L’utilisation des produits de contraste ultrasonographique (PCUS) est décrite comme outil dans l’analyse de la plaque athéromateuse carotidienne afin d’en définir le surrisque éventuel. En effet, le rehaussement intraplaque après injection de produit de contraste est estimé proportionnel au degré de néovascularisation intraplaque. Cette néoangiogenèse est la cause des hémorragies intraplaques, responsables des complications.

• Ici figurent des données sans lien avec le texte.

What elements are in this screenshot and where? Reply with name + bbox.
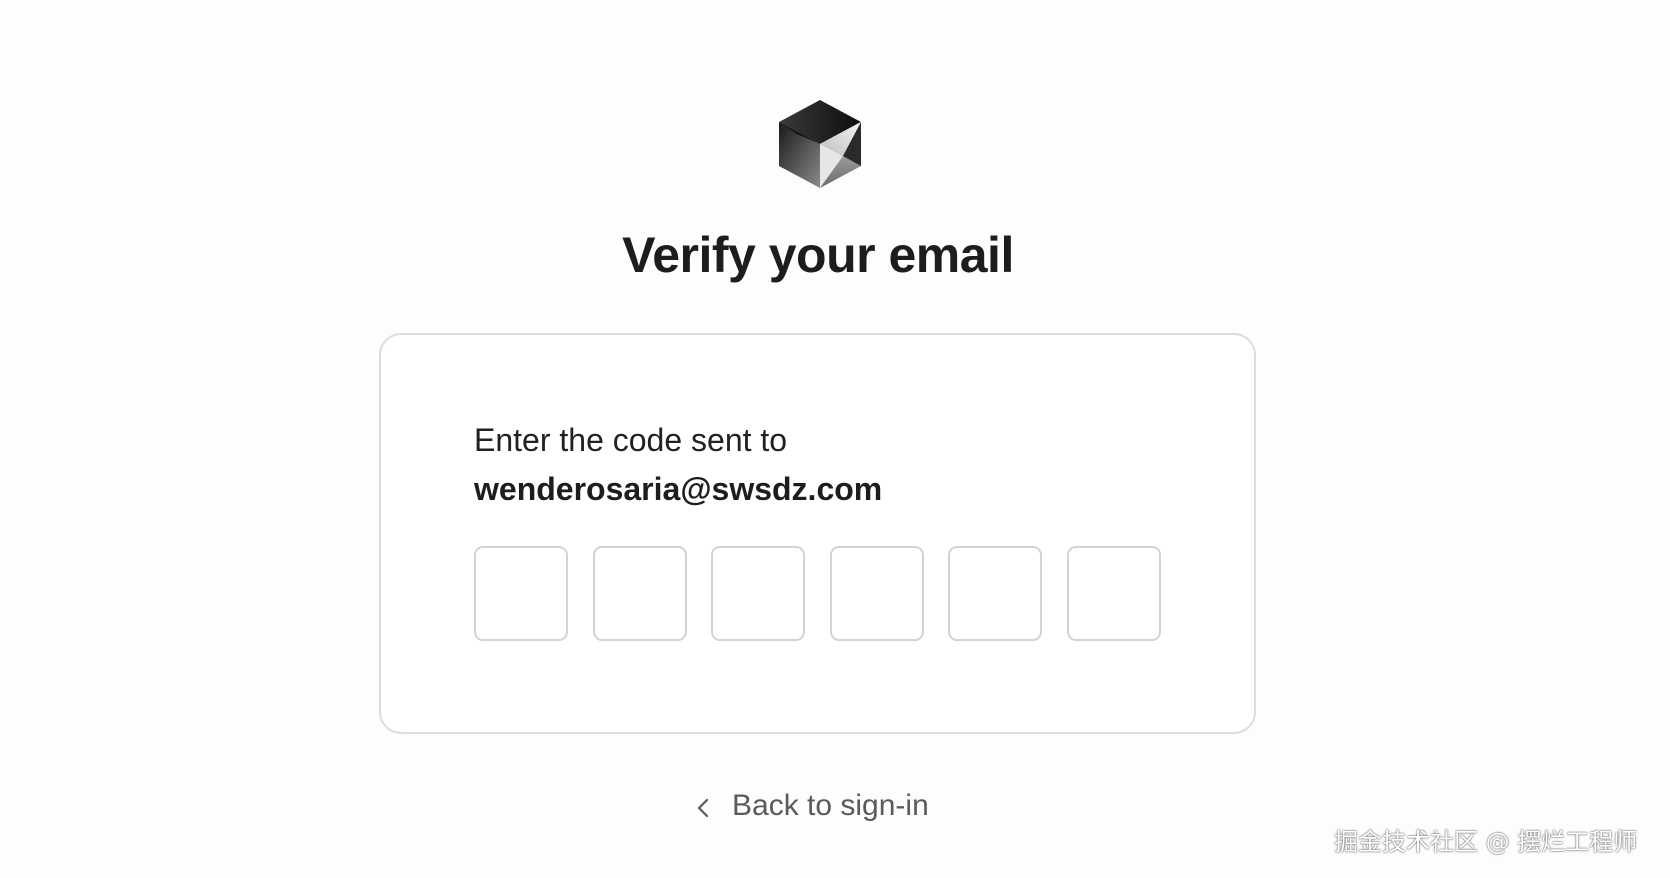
watermark-text: 掘金技术社区 @ 摆烂工程师 — [1334, 828, 1638, 856]
back-link-label: Back to sign-in — [732, 789, 929, 822]
verification-card — [379, 333, 1256, 734]
chevron-left-icon — [694, 794, 712, 818]
back-to-sign-in-link[interactable]: Back to sign-in — [694, 786, 929, 826]
page-title: Verify your email — [622, 227, 1014, 283]
code-digit-6[interactable] — [1066, 546, 1161, 641]
code-digit-4[interactable] — [829, 546, 924, 641]
code-prompt-text: Enter the code sent to — [474, 422, 788, 458]
code-digit-2[interactable] — [592, 546, 687, 641]
code-digit-1[interactable] — [474, 546, 568, 641]
recipient-email: wenderosaria@swsdz.com — [474, 471, 883, 507]
code-digit-5[interactable] — [948, 546, 1042, 641]
code-input-group — [474, 546, 1161, 641]
code-digit-3[interactable] — [711, 546, 805, 641]
cube-logo-icon — [773, 96, 867, 192]
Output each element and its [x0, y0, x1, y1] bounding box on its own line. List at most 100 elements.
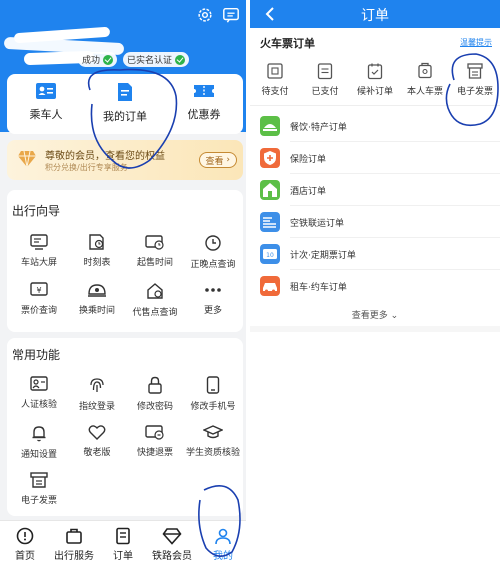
student-verify-button[interactable]: 学生资质核验 [183, 424, 243, 458]
member-diamond-icon [18, 150, 36, 168]
settings-gear-icon[interactable] [196, 6, 214, 24]
my-tickets-label: 本人车票 [406, 87, 443, 97]
order-doc-icon [118, 83, 132, 101]
notification-settings-button[interactable]: 通知设置 [9, 424, 69, 460]
quick-refund-button[interactable]: 快捷退票 [125, 424, 185, 458]
phone-icon [206, 376, 220, 394]
view-benefits-button[interactable]: 查看 › [198, 152, 237, 168]
tab-travel-services-label: 出行服务 [54, 551, 94, 562]
change-password-button[interactable]: 修改密码 [125, 376, 185, 412]
common-functions-card: 常用功能 人证核验 指纹登录 修改密码 修改手机号 通知设置 敬老版 快捷退票 [7, 338, 243, 516]
tab-mine[interactable]: 我的 [198, 527, 246, 562]
more-button[interactable]: 更多 [183, 282, 243, 316]
station-screen-button[interactable]: 车站大屏 [9, 234, 69, 268]
passenger-button[interactable]: 乘车人 [7, 82, 85, 122]
message-icon[interactable] [222, 6, 240, 24]
timetable-icon [89, 234, 104, 250]
sale-time-button[interactable]: 起售时间 [125, 234, 185, 268]
passenger-label: 乘车人 [29, 108, 63, 121]
tab-orders-label: 订单 [113, 551, 133, 562]
coupon-icon [194, 85, 214, 97]
passenger-card-icon [36, 83, 56, 99]
delay-query-label: 正晚点查询 [190, 260, 236, 270]
tab-railway-member[interactable]: 铁路会员 [147, 527, 197, 562]
air-rail-orders-row[interactable]: 空铁联运订单 [250, 206, 500, 238]
e-invoice-order-label: 电子发票 [456, 87, 493, 97]
agency-query-label: 代售点查询 [132, 308, 178, 318]
insurance-orders-row[interactable]: 保险订单 [250, 142, 500, 174]
timetable-button[interactable]: 时刻表 [67, 234, 127, 268]
order-icon [116, 527, 130, 545]
more-label: 更多 [203, 306, 222, 316]
travel-bag-icon [66, 528, 82, 544]
order-status-row: 待支付 已支付 候补订单 本人车票 电子发票 [250, 58, 500, 106]
common-functions-title: 常用功能 [12, 348, 61, 362]
count-ticket-icon: 10 [260, 244, 280, 264]
tab-travel-services[interactable]: 出行服务 [49, 527, 99, 562]
count-ticket-orders-label: 计次·定期票订单 [290, 251, 356, 261]
e-invoice-button[interactable]: 电子发票 [9, 472, 69, 506]
air-rail-icon [260, 212, 280, 232]
elderly-mode-button[interactable]: 敬老版 [67, 424, 127, 458]
waitlist-icon [367, 63, 383, 80]
travel-guide-card: 出行向导 车站大屏 时刻表 起售时间 正晚点查询 ¥ 票价查询 换乘时间 代售点… [7, 190, 243, 332]
paid-button[interactable]: 已支付 [300, 62, 350, 97]
change-phone-label: 修改手机号 [190, 402, 236, 412]
pending-payment-label: 待支付 [261, 87, 289, 97]
tips-link[interactable]: 温馨提示 [460, 37, 492, 48]
e-invoice-order-button[interactable]: 电子发票 [450, 62, 500, 97]
my-orders-button[interactable]: 我的订单 [86, 82, 164, 124]
train-ticket-orders-title: 火车票订单 [260, 37, 315, 50]
verification-badges: 成功 已实名认证 [78, 52, 190, 67]
tab-home-label: 首页 [15, 551, 35, 562]
svg-text:10: 10 [266, 252, 274, 259]
student-verify-label: 学生资质核验 [185, 448, 240, 458]
view-more-button[interactable]: 查看更多 ⌄ [250, 308, 500, 321]
car-rental-orders-label: 租车·约车订单 [290, 283, 347, 293]
heart-icon [88, 425, 106, 440]
coupon-button[interactable]: 优惠券 [165, 82, 243, 122]
change-password-label: 修改密码 [136, 402, 173, 412]
more-dots-icon [205, 288, 221, 292]
invoice-icon [467, 63, 483, 79]
agency-icon [147, 283, 163, 299]
fingerprint-login-button[interactable]: 指纹登录 [67, 376, 127, 412]
paid-icon [317, 63, 333, 80]
member-benefits-card[interactable]: 尊敬的会员，查看您的权益 积分兑换/出行专享服务 查看 › [7, 140, 243, 180]
pending-pay-icon [267, 63, 283, 79]
my-orders-label: 我的订单 [103, 110, 147, 123]
empty-area [250, 326, 500, 564]
hotel-orders-label: 酒店订单 [290, 187, 327, 197]
car-rental-orders-row[interactable]: 租车·约车订单 [250, 270, 500, 302]
orders-screen: 订单 火车票订单 温馨提示 待支付 已支付 候补订单 本人车票 电子发票 餐饮·… [250, 0, 500, 564]
elderly-mode-label: 敬老版 [83, 448, 111, 458]
my-tickets-button[interactable]: 本人车票 [400, 62, 450, 97]
change-phone-button[interactable]: 修改手机号 [183, 376, 243, 412]
train-ticket-orders-header: 火车票订单 温馨提示 [250, 28, 500, 54]
id-verify-icon [30, 376, 48, 391]
id-verify-button[interactable]: 人证核验 [9, 376, 69, 410]
status-badge: 成功 [78, 52, 118, 67]
pending-payment-button[interactable]: 待支付 [250, 62, 300, 97]
price-query-button[interactable]: ¥ 票价查询 [9, 282, 69, 316]
id-verify-label: 人证核验 [20, 400, 57, 410]
agency-query-button[interactable]: 代售点查询 [125, 282, 185, 318]
transfer-time-label: 换乘时间 [78, 306, 115, 316]
fingerprint-login-label: 指纹登录 [78, 402, 115, 412]
transfer-time-button[interactable]: 换乘时间 [67, 282, 127, 316]
count-ticket-orders-row[interactable]: 10 计次·定期票订单 [250, 238, 500, 270]
food-orders-row[interactable]: 餐饮·特产订单 [250, 110, 500, 142]
invoice-icon [30, 472, 48, 488]
car-icon [260, 276, 280, 296]
bell-icon [32, 426, 46, 442]
delay-query-button[interactable]: 正晚点查询 [183, 234, 243, 270]
tab-orders[interactable]: 订单 [98, 527, 148, 562]
hotel-orders-row[interactable]: 酒店订单 [250, 174, 500, 206]
coupon-label: 优惠券 [187, 108, 221, 121]
bottom-tab-bar: 首页 出行服务 订单 铁路会员 我的 [0, 520, 246, 564]
tab-home[interactable]: 首页 [0, 527, 50, 562]
tab-mine-label: 我的 [213, 551, 233, 562]
chevron-down-icon: ⌄ [390, 311, 399, 321]
waitlist-orders-button[interactable]: 候补订单 [350, 62, 400, 97]
fingerprint-icon [90, 378, 104, 392]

L’objectif de cette étude était d’analyser la corrélation entre le rehaussement de la plaque carotidienne asymptomatique et son analyse histologique et immunohistochimique. C’est une étude sur 3 ans (janvier 2014 à décembre 2016), prospective, monocentrique. Elle a concerné 58 patients avec une moyenne d’âge de 73 ans, 33 hommes pour 25 femmes, qui ont été hospitalisés pour bénéficier d’une endartériectomie carotidienne pour une lésion ≥ 70%, asymptomatique.
L’estimation du degré de sténose était réalisée par technique écho-Doppler pour une estimation NASCET (vitesse maximale systolique ≥ 230 cm/sec, rapport carotidien ≥ 4), par réduction du diamètre pour l’estimation ECST et par CT scanner.
L’aspect échographique de la plaque était apprécié selon la classification de Gray-Weale*.
L’acquisition avec injection de produit de contraste était réalisée après injection de 4 ml de produit (hexafluorure de sodium) et rinçage par 5 ml de sérum salé à l’aide d’un cathéter antébrachial. L’index mécanique de la machine était réglé à 0,13 afin de diminuer la destruction des microbulles. Le rehaussement intra luminal était observé entre 15 et 30 secondes après l’injection de produit de contraste. Des clichés ont été réalisés à T 3 secondes avant et T 5 minutes après l’apparition du produit de contraste dans la lumière carotidienne. Un clip était réalisé durant le rehaussement. L’analyse du rehaussement était semi-quantitative, appliquant une classification en 3 grades : grade 0 : absence de rehaussement visible ; grade 1 : rehaussement marginal le long de l’adventice correspondant aux vasa-vasorum physiologiques ; grade 2 : rehaussement diffus et massif. Pour simplifier l’appréciation du rehaussement, les plaques seront classées en 2 niveaux, négatif pour les grades 0 et positif pour les grades 1 et 2 avec un agrément inter-observateur de 0,89 et un K à 0,78 (95% CI 0,67-0,90, p < 0,001).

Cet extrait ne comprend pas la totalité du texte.